During the last week I've been visiting friends (Frank, Kay, Paula, and Toya Sanders) that previously lived two doors west in Carbondale, IL. We haven't seen each other for 13 1/2 years, but the experience has been as if we only said goodbye last week when they migrated to Georgetown, TX.
We've been way too busy this week with food (too much), reminiscing, and assorted adventures. We've gone hiking along the North Fork of the San Gabriel River that flows through Austin, TX. And yesterday for Throwback Thursday (x 45 years) we visited the Lyndon Baines Johnson (LBJ) Presidential Library in Austin.
Today, we four all went flying for the first time without an airplane. More on that in my next blog entry.
Jeffrey Miller shot by the Ohio National Guard John Filo's Pulitzer Prize-winning photograph |
Bob Pauls Photo by Sarah Maas (~ 1976) |
Visiting the LBJ library brought back the vivid memories of my involvement in many social and political events on the period, It was also the time of my first marriage with all the joys and struggles of a young couple trying to find their way in that tumultuous world.
The library is filled with sights and sounds of the period.
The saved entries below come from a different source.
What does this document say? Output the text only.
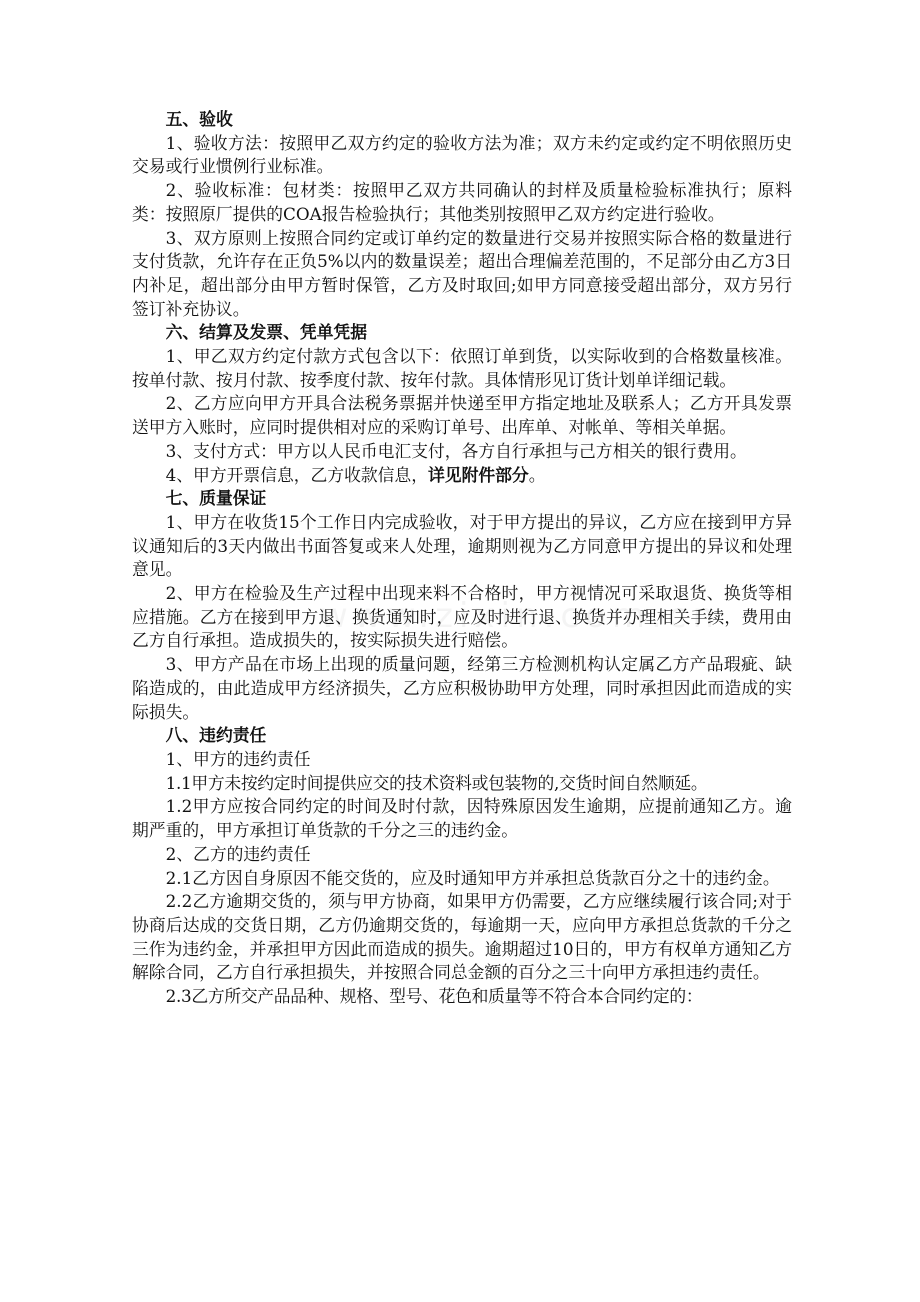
五、验收

1、验收方法：按照甲乙双方约定的验收方法为准；双方未约定或约定不明依照历史交易或行业惯例行业标准。

2、验收标准：包材类：按照甲乙双方共同确认的封样及质量检验标准执行；原料类：按照原厂提供的COA报告检验执行；其他类别按照甲乙双方约定进行验收。

3、双方原则上按照合同约定或订单约定的数量进行交易并按照实际合格的数量进行支付货款，允许存在正负5%以内的数量误差；超出合理偏差范围的，不足部分由乙方3日内补足，超出部分由甲方暂时保管，乙方及时取回;如甲方同意接受超出部分，双方另行签订补充协议。

六、结算及发票、凭单凭据

1、甲乙双方约定付款方式包含以下：依照订单到货，以实际收到的合格数量核准。按单付款、按月付款、按季度付款、按年付款。具体情形见订货计划单详细记载。

2、乙方应向甲方开具合法税务票据并快递至甲方指定地址及联系人；乙方开具发票送甲方入账时，应同时提供相对应的采购订单号、出库单、对帐单、等相关单据。

3、支付方式：甲方以人民币电汇支付，各方自行承担与己方相关的银行费用。

4、甲方开票信息，乙方收款信息，详见附件部分。

七、质量保证

1、甲方在收货15个工作日内完成验收，对于甲方提出的异议，乙方应在接到甲方异议通知后的3天内做出书面答复或来人处理，逾期则视为乙方同意甲方提出的异议和处理意见。

2、甲方在检验及生产过程中出现来料不合格时，甲方视情况可采取退货、换货等相应措施。乙方在接到甲方退、换货通知时，应及时进行退、换货并办理相关手续，费用由乙方自行承担。造成损失的，按实际损失进行赔偿。

3、甲方产品在市场上出现的质量问题，经第三方检测机构认定属乙方产品瑕疵、缺陷造成的，由此造成甲方经济损失，乙方应积极协助甲方处理，同时承担因此而造成的实际损失。

八、违约责任

1、甲方的违约责任

1.1甲方未按约定时间提供应交的技术资料或包装物的,交货时间自然顺延。

1.2甲方应按合同约定的时间及时付款，因特殊原因发生逾期，应提前通知乙方。逾期严重的，甲方承担订单货款的千分之三的违约金。

2、乙方的违约责任

2.1乙方因自身原因不能交货的，应及时通知甲方并承担总货款百分之十的违约金。

2.2乙方逾期交货的，须与甲方协商，如果甲方仍需要，乙方应继续履行该合同;对于协商后达成的交货日期，乙方仍逾期交货的，每逾期一天，应向甲方承担总货款的千分之三作为违约金，并承担甲方因此而造成的损失。逾期超过10日的，甲方有权单方通知乙方解除合同，乙方自行承担损失，并按照合同总金额的百分之三十向甲方承担违约责任。

2.3乙方所交产品品种、规格、型号、花色和质量等不符合本合同约定的：
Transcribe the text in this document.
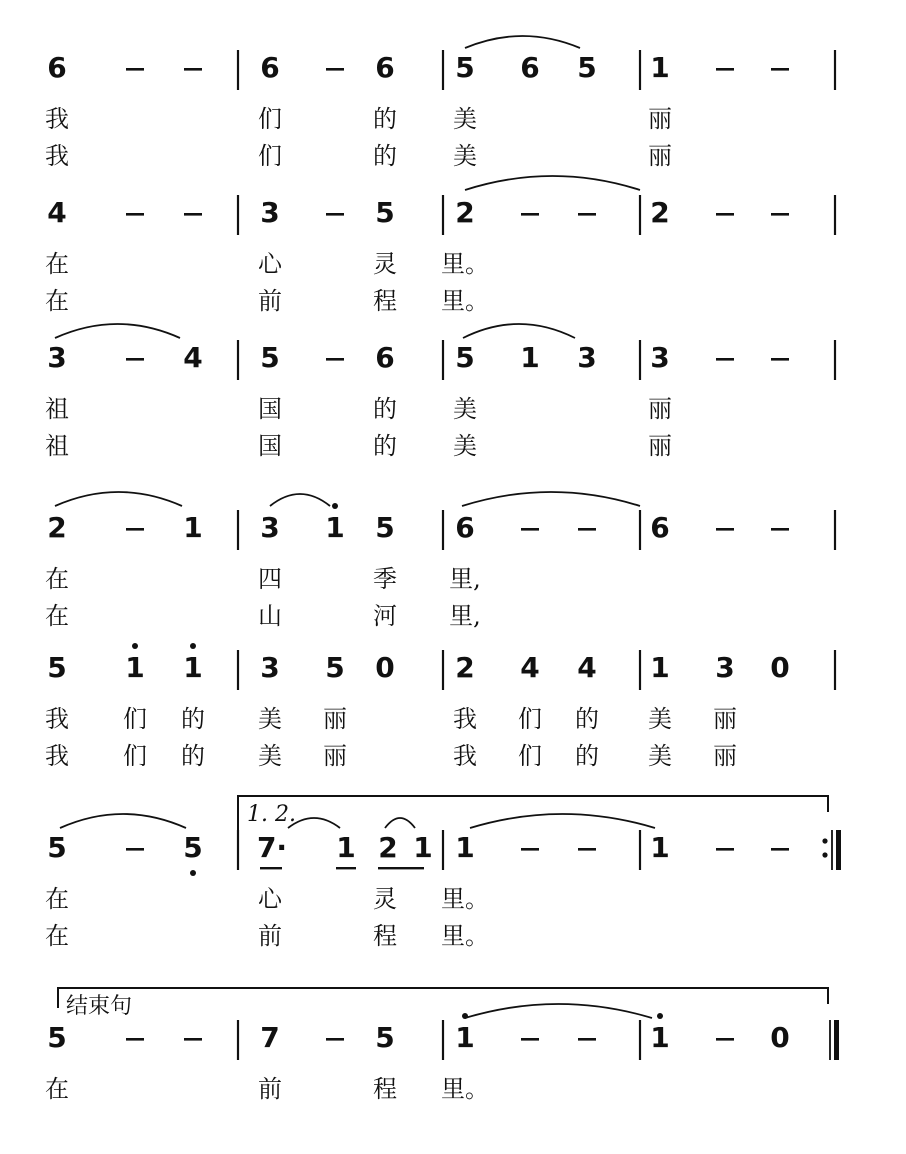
6 – – 6 – 6 5 6 5 1 – –
我	们	的 美	丽
我	们	的 美	丽
4 – – 3 – 5 2 – – 2 – –
在	心	灵 里。
在	前	程 里。
3 – 4 5 – 6 5 1 3 3 – –
祖	国	的 美	丽
祖	国	的 美	丽
2 – 1 3 1 5 6 – – 6 – –
在	四	季 里,
在	山	河 里,
5 1 1 3 5 0 2 4 4 1 3 0
我 们 的 美 丽	我 们 的 美 丽
我 们 的 美 丽	我 们 的 美 丽
5 – 5 7· 1 2 1 1 – – 1 – –
在	心	灵 里。
在	前	程 里。
5 – – 7 – 5 1 – – 1 – 0
在	前	程 里。
1. 2.
结束句
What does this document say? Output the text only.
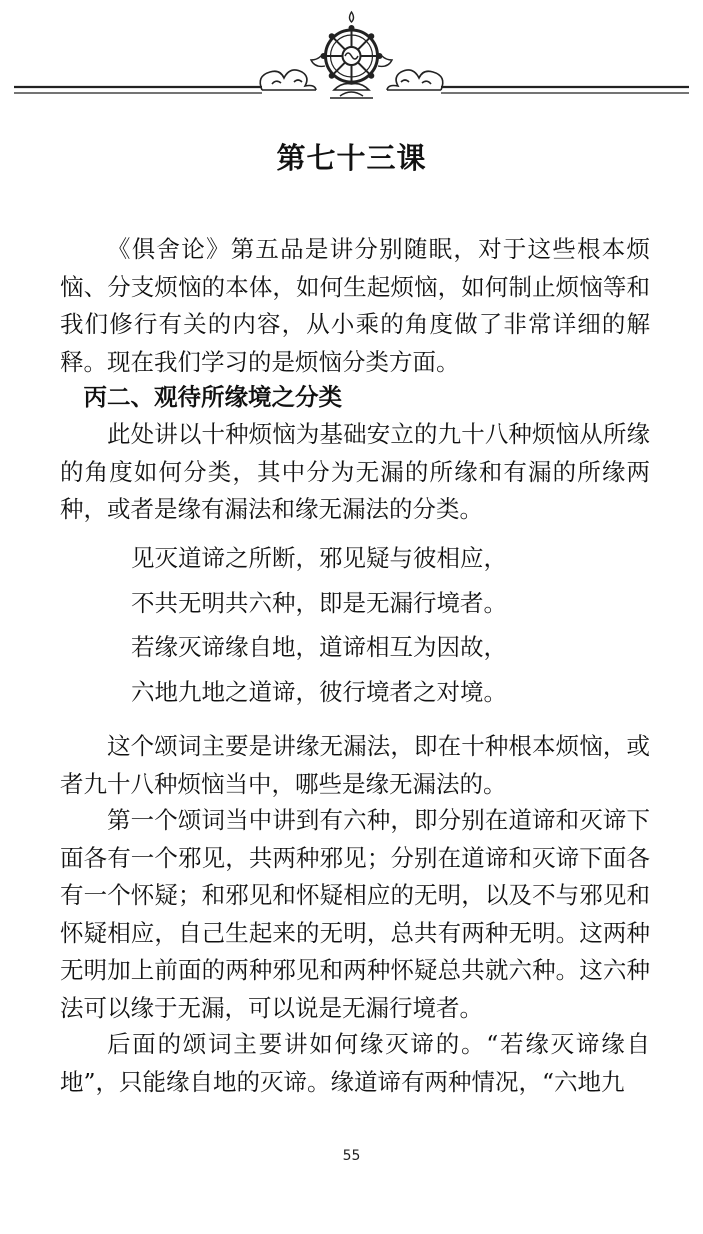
第七十三课

《俱舍论》第五品是讲分别随眠，对于这些根本烦恼、分支烦恼的本体，如何生起烦恼，如何制止烦恼等和我们修行有关的内容，从小乘的角度做了非常详细的解释。现在我们学习的是烦恼分类方面。

丙二、观待所缘境之分类

此处讲以十种烦恼为基础安立的九十八种烦恼从所缘的角度如何分类，其中分为无漏的所缘和有漏的所缘两种，或者是缘有漏法和缘无漏法的分类。

见灭道谛之所断，邪见疑与彼相应，
不共无明共六种，即是无漏行境者。
若缘灭谛缘自地，道谛相互为因故，
六地九地之道谛，彼行境者之对境。

这个颂词主要是讲缘无漏法，即在十种根本烦恼，或者九十八种烦恼当中，哪些是缘无漏法的。

第一个颂词当中讲到有六种，即分别在道谛和灭谛下面各有一个邪见，共两种邪见；分别在道谛和灭谛下面各有一个怀疑；和邪见和怀疑相应的无明，以及不与邪见和怀疑相应，自己生起来的无明，总共有两种无明。这两种无明加上前面的两种邪见和两种怀疑总共就六种。这六种法可以缘于无漏，可以说是无漏行境者。

后面的颂词主要讲如何缘灭谛的。“若缘灭谛缘自地”，只能缘自地的灭谛。缘道谛有两种情况，“六地九

55
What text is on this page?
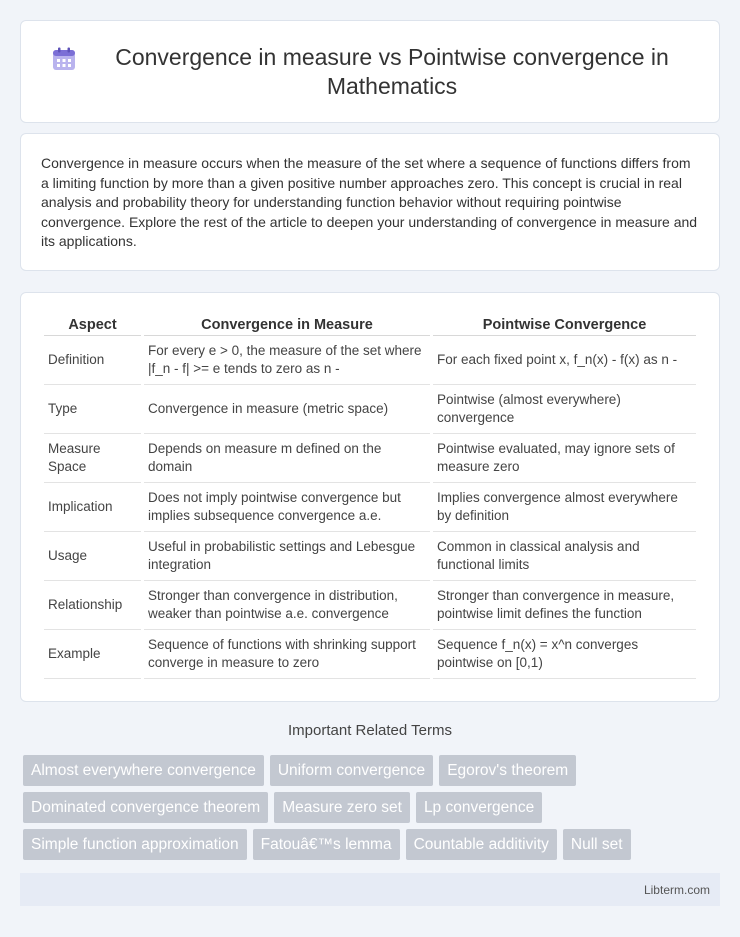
Convergence in measure vs Pointwise convergence in Mathematics

Convergence in measure occurs when the measure of the set where a sequence of functions differs from a limiting function by more than a given positive number approaches zero. This concept is crucial in real analysis and probability theory for understanding function behavior without requiring pointwise convergence. Explore the rest of the article to deepen your understanding of convergence in measure and its applications.

Aspect	Convergence in Measure	Pointwise Convergence
Definition	For every e > 0, the measure of the set where |f_n - f| >= e tends to zero as n -	For each fixed point x, f_n(x) - f(x) as n -
Type	Convergence in measure (metric space)	Pointwise (almost everywhere) convergence
Measure Space	Depends on measure m defined on the domain	Pointwise evaluated, may ignore sets of measure zero
Implication	Does not imply pointwise convergence but implies subsequence convergence a.e.	Implies convergence almost everywhere by definition
Usage	Useful in probabilistic settings and Lebesgue integration	Common in classical analysis and functional limits
Relationship	Stronger than convergence in distribution, weaker than pointwise a.e. convergence	Stronger than convergence in measure, pointwise limit defines the function
Example	Sequence of functions with shrinking support converge in measure to zero	Sequence f_n(x) = x^n converges pointwise on [0,1)
Important Related Terms
Almost everywhere convergence	Uniform convergence	Egorov's theorem
Dominated convergence theorem	Measure zero set	Lp convergence
Simple function approximation	Fatouâ€™s lemma	Countable additivity	Null set
Libterm.com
Particularly poignant were recordings from the Oval Office wherein LBJ worked through his frustrations with trying the put an end to the fruitless war, eliminate poverty in America, end segregation, and protect the environment with the passage of numerous laws. The two most noticeable pieces of environmental law were the Clean Air Act of 1963 and the Wilderness Act of 1964.
You will support this legislation, won't you Bob? |
The library also gives recognition of LBJ's wife, Lady Bird Johnson. Johnson died only two days after the swearing-in of his successor, President Richard Nixon, a man we learned to hate for his disastrous policies that prolonged the war in Vietnam.
I highly recommend a visit the the presidential library on the University of Texas campus.